I love how annoying and innocent and just childish children are. I left the school playground smiling after an amusing conversation;
“Marina!” a kid called Lauren from Brownies ran towards me, smiling and stopping a few steps away almost shyly. I grinned at her and we exchanged hellos as Grace, another girl from Brownies, ambled up to me with a semi-quiet 'hello Ladybird!'. I smiled at both of them and then Lauren said,
“Is that your I-pod?” pointing at the thing in my hand.
“It’s an MP3 but yeah,” I said, adding the technicality to make conversation.
“Nice I-pod!” she enthused and I laughed at her obvious dismissal to my correction.
“What song are you listening to?” she persisted.
“er..” I squinted at the screen, invisible in the sunlight, “Lady by Regina Spektor.”
She stared at me.
“Weirdo...” she drawled and trotted away. All I could think to do was laugh as Grace shyly shrugged and a teacher smiled at us, nevertheless inching in our direction suspiciously as if I was gonna kidnap the girl or something. Thinking back on it I began laughing as I climbed the hill, only stopping when I realised I would look like a right nutter if anybody saw me giggling alone to myself...

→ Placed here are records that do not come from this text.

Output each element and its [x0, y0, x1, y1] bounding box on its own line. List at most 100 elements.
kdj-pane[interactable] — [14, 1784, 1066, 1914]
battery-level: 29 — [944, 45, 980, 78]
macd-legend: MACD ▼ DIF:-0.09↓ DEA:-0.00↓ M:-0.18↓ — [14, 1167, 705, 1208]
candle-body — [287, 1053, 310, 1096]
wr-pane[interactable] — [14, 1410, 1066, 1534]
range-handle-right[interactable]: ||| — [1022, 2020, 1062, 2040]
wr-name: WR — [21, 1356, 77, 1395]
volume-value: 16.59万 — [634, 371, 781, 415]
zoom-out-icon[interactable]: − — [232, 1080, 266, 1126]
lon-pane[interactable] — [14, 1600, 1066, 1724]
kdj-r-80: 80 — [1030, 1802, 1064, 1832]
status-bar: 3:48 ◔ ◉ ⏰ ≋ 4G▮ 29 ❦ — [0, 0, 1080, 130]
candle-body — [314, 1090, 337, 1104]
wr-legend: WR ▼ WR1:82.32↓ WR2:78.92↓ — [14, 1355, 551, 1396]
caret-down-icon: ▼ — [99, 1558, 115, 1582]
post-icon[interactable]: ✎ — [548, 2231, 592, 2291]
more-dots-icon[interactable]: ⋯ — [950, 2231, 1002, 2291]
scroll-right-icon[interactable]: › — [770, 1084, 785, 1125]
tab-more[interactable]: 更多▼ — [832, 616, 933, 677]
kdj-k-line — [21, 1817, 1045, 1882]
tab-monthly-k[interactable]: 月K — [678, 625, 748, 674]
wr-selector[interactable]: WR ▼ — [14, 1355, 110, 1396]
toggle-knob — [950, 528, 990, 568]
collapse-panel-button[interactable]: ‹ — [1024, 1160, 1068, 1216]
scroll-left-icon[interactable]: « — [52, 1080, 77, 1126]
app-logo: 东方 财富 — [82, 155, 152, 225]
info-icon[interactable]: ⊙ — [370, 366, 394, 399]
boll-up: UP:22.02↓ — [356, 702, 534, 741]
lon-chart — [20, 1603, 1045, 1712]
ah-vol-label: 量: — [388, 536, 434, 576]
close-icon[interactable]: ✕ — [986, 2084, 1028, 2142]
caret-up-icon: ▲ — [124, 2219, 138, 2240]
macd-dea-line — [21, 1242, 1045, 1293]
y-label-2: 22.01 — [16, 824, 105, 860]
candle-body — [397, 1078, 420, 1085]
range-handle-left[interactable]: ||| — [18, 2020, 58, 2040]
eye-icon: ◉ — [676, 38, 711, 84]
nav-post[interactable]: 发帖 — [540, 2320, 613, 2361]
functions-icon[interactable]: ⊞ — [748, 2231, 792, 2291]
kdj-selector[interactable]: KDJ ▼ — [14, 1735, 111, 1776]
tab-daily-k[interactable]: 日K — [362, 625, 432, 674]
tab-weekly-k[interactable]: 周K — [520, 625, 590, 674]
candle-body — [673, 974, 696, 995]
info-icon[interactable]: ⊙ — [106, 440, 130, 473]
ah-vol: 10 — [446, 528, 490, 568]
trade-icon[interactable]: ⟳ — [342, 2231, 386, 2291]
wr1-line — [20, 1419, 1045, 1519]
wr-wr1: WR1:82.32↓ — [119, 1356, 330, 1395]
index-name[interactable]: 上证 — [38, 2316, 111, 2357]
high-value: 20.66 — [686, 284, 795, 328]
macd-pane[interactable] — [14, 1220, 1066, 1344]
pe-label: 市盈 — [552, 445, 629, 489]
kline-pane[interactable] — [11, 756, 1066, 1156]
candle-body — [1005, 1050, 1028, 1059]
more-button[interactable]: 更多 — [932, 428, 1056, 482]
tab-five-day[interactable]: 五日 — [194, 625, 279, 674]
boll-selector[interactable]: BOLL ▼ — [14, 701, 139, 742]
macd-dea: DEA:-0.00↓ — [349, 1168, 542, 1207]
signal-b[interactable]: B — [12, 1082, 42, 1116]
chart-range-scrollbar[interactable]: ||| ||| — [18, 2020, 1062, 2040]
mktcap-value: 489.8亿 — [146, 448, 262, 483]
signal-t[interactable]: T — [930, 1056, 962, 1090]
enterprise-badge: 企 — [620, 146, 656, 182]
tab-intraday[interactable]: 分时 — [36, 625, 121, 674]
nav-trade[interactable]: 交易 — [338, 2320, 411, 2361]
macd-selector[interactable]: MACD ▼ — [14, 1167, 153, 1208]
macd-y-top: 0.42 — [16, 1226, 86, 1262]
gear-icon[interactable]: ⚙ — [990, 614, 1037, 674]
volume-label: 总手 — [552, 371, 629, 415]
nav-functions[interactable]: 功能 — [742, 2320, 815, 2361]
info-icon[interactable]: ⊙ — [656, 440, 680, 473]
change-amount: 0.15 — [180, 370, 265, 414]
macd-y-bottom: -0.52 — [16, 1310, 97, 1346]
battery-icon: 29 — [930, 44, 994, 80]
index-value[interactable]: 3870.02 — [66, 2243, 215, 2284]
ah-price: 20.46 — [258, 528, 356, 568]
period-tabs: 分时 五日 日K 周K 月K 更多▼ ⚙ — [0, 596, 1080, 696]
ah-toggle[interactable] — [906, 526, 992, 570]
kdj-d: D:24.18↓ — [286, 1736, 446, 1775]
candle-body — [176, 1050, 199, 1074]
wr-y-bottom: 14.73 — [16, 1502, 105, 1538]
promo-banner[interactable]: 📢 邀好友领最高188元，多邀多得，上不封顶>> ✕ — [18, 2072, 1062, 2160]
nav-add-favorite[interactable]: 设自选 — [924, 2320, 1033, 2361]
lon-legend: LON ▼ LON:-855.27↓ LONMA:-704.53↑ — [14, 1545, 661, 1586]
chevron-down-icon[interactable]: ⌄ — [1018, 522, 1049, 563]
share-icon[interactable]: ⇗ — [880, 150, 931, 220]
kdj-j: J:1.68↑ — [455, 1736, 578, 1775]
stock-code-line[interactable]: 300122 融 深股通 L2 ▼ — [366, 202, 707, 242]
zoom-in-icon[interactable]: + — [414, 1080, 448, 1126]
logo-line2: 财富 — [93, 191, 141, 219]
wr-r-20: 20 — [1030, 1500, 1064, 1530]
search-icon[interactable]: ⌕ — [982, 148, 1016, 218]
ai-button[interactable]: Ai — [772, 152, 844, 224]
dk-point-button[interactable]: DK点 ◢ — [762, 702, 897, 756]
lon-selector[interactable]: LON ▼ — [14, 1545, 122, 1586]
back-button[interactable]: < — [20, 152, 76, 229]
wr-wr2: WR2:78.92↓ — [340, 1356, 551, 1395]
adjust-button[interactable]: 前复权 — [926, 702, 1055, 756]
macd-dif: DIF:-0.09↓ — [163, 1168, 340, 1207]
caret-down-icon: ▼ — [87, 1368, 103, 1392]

God, I hope I never forget those days, the ones Grace and Lauren are living now. Fuck uni, those have to be the best years of my life. The mooning through car windows, the farts on matches, the riding pillows, the pissing from balconies, the climbing fences and chasing dogs and petty arguments and hysterical laughs....how can you beat that?
You just can’t.

1 comment:

Every Dog Has Its Day said...

No, you just can't. You can't take operation S from us, you can't take all the memories my poor Roxy gained after all those years of fighting over ashy with Roxy two and said little doggy ending up with this random doberman of mine, lol! ^^'

You know the other day I was doing this stupid ''what super hero are you?'' test with jenny and a question was-did you have a happy childhood? I of course cliked the yes and was remembering all my fun times. But jenny, she cliked ''no'', and I asked her, you didn't have a happy childhood? and she just said no and I...omg I thought I was going to die. because, our childhood has been so special, the best moments of our lives, and that no just momentarily took it away from me and I felt so sorry for her. Because of all the sad things in the world that can happen to you, not having a childhood that makes you smile like an idiot upon remembering it really a life not worth living.